US exports had been hurt by the slump in the global economy and wouldn’t resume any growth until the rest of the world started growing.
Likewise, the US economy has to start growing to help the rest of the world steady and then start growing.
Judging by figures and events in the next two largest economies in the world, Japan and Germany, a boost for US exports is not in prospect soon; and both are suffering from the slump in America and the rest of the world.
Japanese exports in January fell nearly 46%, the biggest fall since 1980 (when the current method of tracking exports was started) and German business confidence plunged to an 18 year low, with no positive news anywhere in the measure and eurozone industrial output fell in December to be down massively from the same month of 2007.
Exports to China fell 45.1% and those to Asia dropped 46.7%, not as bad as the 50%-plus slump in shipments to the US, but a sign nevertheless that Asia and China are not travelling well.
The Japanese Finance Ministry said seasonally adjusted, Japanese exports also fell 10% from December and the country recorded a bigger trade deficit for the month, of $US9.9 billion at current exchange rates, 70% higher than that recorded in December.
Japanese exports to the US and Europe dropped by record amounts. Shipments to the US plunged by almost 53%, from the same month in 2008, while those to Europe fell 47.4%.

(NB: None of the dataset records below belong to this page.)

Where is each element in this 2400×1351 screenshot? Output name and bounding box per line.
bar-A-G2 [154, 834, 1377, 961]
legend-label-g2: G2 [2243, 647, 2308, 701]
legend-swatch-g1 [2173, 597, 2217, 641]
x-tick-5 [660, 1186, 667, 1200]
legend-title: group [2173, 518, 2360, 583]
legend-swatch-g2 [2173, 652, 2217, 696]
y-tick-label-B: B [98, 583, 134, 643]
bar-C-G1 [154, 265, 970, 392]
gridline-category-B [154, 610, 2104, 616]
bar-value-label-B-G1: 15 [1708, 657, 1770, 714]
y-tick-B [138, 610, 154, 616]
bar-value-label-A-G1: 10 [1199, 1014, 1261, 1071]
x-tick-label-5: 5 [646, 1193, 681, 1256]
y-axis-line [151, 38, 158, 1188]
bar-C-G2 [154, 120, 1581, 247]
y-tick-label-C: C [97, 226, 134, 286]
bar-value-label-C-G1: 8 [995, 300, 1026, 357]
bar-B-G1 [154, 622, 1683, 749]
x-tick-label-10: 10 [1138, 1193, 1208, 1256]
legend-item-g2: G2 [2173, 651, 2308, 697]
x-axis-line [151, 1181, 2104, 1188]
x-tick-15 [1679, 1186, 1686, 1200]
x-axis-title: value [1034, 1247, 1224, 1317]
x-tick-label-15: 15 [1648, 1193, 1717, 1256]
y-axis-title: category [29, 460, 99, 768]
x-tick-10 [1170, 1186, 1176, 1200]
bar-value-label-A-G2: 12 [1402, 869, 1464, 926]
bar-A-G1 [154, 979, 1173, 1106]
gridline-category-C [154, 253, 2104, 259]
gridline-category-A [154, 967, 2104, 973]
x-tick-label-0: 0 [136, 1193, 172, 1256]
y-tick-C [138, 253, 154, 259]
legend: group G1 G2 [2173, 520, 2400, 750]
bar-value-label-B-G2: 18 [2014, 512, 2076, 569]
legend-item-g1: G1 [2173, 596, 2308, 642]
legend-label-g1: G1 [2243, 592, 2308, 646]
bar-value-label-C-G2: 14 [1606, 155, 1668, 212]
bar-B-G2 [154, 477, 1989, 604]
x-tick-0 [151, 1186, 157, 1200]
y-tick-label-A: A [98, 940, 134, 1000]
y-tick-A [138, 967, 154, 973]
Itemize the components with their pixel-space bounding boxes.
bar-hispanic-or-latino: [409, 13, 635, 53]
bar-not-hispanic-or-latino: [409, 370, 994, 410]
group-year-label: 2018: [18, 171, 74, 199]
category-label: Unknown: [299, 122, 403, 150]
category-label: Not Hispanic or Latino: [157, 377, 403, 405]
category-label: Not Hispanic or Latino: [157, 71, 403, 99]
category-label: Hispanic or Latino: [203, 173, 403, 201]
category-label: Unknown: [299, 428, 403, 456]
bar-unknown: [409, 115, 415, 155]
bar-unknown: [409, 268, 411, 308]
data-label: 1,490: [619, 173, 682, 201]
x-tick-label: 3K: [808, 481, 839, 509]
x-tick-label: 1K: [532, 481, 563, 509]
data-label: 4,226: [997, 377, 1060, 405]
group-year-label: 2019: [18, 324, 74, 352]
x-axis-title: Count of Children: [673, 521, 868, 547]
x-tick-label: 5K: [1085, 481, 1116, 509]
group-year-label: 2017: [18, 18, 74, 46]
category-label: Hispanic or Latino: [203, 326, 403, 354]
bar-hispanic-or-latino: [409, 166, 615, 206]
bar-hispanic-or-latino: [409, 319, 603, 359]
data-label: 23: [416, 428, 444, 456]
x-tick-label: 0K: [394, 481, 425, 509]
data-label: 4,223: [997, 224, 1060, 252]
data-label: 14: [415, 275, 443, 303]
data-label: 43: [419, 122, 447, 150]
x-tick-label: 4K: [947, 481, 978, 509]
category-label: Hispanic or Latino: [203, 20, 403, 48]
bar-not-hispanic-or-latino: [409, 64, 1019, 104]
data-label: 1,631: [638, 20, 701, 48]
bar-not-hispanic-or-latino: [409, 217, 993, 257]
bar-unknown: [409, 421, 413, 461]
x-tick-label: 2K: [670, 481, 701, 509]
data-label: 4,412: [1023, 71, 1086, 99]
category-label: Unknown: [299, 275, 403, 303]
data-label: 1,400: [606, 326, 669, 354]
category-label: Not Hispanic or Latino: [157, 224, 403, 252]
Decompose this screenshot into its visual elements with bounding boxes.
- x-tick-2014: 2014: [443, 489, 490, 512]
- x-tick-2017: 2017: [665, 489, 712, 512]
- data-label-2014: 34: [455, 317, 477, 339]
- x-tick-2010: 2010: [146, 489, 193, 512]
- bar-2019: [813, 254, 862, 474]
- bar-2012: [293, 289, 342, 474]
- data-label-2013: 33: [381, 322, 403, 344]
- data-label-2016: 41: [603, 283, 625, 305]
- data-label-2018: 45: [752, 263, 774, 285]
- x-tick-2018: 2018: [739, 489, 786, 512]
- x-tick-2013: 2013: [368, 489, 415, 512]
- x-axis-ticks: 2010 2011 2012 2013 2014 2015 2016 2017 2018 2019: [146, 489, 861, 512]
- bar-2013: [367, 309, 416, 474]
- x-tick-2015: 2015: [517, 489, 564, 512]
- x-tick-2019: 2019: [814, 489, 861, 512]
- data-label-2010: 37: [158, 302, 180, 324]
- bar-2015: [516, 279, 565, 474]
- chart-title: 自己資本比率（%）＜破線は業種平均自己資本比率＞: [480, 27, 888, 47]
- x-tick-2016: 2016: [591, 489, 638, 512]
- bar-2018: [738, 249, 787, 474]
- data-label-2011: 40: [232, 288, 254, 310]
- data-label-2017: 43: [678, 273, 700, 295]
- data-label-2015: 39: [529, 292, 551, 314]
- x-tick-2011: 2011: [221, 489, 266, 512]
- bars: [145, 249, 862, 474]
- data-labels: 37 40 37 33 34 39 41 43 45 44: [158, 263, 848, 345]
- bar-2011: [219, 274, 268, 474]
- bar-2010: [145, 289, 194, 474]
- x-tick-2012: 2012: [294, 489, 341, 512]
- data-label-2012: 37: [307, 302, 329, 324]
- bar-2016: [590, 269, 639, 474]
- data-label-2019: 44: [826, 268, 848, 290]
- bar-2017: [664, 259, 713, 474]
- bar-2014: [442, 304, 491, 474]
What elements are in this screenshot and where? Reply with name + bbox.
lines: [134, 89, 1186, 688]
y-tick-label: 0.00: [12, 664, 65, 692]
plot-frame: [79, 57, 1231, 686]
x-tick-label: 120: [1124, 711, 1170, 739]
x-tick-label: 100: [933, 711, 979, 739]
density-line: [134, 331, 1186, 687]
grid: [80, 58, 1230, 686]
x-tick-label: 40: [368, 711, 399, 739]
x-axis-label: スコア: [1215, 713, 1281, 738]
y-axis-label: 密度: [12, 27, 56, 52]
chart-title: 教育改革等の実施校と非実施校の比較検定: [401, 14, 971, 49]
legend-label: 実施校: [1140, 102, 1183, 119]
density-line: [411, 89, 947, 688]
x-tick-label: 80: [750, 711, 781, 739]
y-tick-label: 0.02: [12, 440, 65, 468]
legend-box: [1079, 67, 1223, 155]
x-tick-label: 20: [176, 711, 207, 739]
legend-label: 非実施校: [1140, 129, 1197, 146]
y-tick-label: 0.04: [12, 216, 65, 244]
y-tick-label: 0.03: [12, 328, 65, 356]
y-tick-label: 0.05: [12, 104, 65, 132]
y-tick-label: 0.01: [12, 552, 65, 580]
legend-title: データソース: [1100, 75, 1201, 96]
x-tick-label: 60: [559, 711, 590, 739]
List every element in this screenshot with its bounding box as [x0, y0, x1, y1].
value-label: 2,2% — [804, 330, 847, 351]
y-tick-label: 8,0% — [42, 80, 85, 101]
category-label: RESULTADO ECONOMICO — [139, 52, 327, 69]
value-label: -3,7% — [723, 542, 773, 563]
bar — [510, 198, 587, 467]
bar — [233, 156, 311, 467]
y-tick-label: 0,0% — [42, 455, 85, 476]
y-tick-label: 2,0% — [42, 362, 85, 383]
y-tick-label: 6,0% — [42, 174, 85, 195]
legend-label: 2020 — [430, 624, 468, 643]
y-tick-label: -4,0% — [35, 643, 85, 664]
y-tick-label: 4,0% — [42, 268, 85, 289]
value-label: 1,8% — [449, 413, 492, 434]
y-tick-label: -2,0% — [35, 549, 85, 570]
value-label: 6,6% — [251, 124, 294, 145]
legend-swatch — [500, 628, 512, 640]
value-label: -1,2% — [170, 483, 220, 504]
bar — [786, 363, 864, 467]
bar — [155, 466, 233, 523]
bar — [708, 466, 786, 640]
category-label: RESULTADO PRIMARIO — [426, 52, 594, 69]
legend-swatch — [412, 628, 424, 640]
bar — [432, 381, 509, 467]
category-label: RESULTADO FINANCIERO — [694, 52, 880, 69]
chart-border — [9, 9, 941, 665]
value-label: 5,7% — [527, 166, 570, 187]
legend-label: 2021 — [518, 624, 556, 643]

There is a small glimmer of relief for Japanese exporters: the yen has fallen by 6% against the US dollar so far this month.
That will relieve some of the huge pressures on exporters like car companies, computer equipment makers, steel groups and others who have found returns from falling sales falling even faster because of the high value of the yen.
Analysts expect Japan tomorrow to report a record 10% in industrial output for January from December.
Unemployment is also forecast to rise sharply from the 4.4% in December as corporate icons such as Sony and Toyota, NEC, Panasonic, Hitachi and hundreds of other companies slash thousands of jobs.
Media reports said President Hu Jintao warned yesterday of a worsening economic situation in China and called for more "powerful” measures to reverse the tide.
Western newsagencies reported Mr Hu as saying "The world economic situation is austere and complicated, the global financial crisis had yet to level out and China’s economic growth is under pressure of a slowdown,” Mr Hu said.
In a speech to the ruling Communist Party’s 25-member Politburo, Mr Hu called for "more powerful and efficient measures to increase domestic demand, and consumer demand in particular”, according to a report by Xinhua news agency.
"The government should maintain the policy of giving top priority to increasing domestic demand while stabilising external demand.”
The party has signalled recently it intends to take measures during the National People’s Congress session, beginning next week (on March 5), to cushion the blow from the slowest economic growth in nearly 20 years.
China’s growth slowed to 6.8% in the final quarter of last year, sharply down from the double-digit expansion of most of the past decade. It’s been rumoured that the commitment to 8% growth this year might be allowed to ‘slip’ at next week’s Congress because of the slump.
Across the 16-country eurozone,
industrial orders fell sharply by 5.2% in December compared with November.
Eurostat, the European Union’s statistical office, said that compared with the December a year before, they were down 22.3%. German industrial orders fell a nasty 9% in December but Ireland saw its orders plunge by more than 12% from November.
In the 27 countries of the EC (known as EU27) new orders declined by 6.4% in December 2008, after dropping by 5.1% in November. In December 2008 compared with December 2007, industrial new orders decreased by 22.3% in the euro area and by 23.3% in the EU27".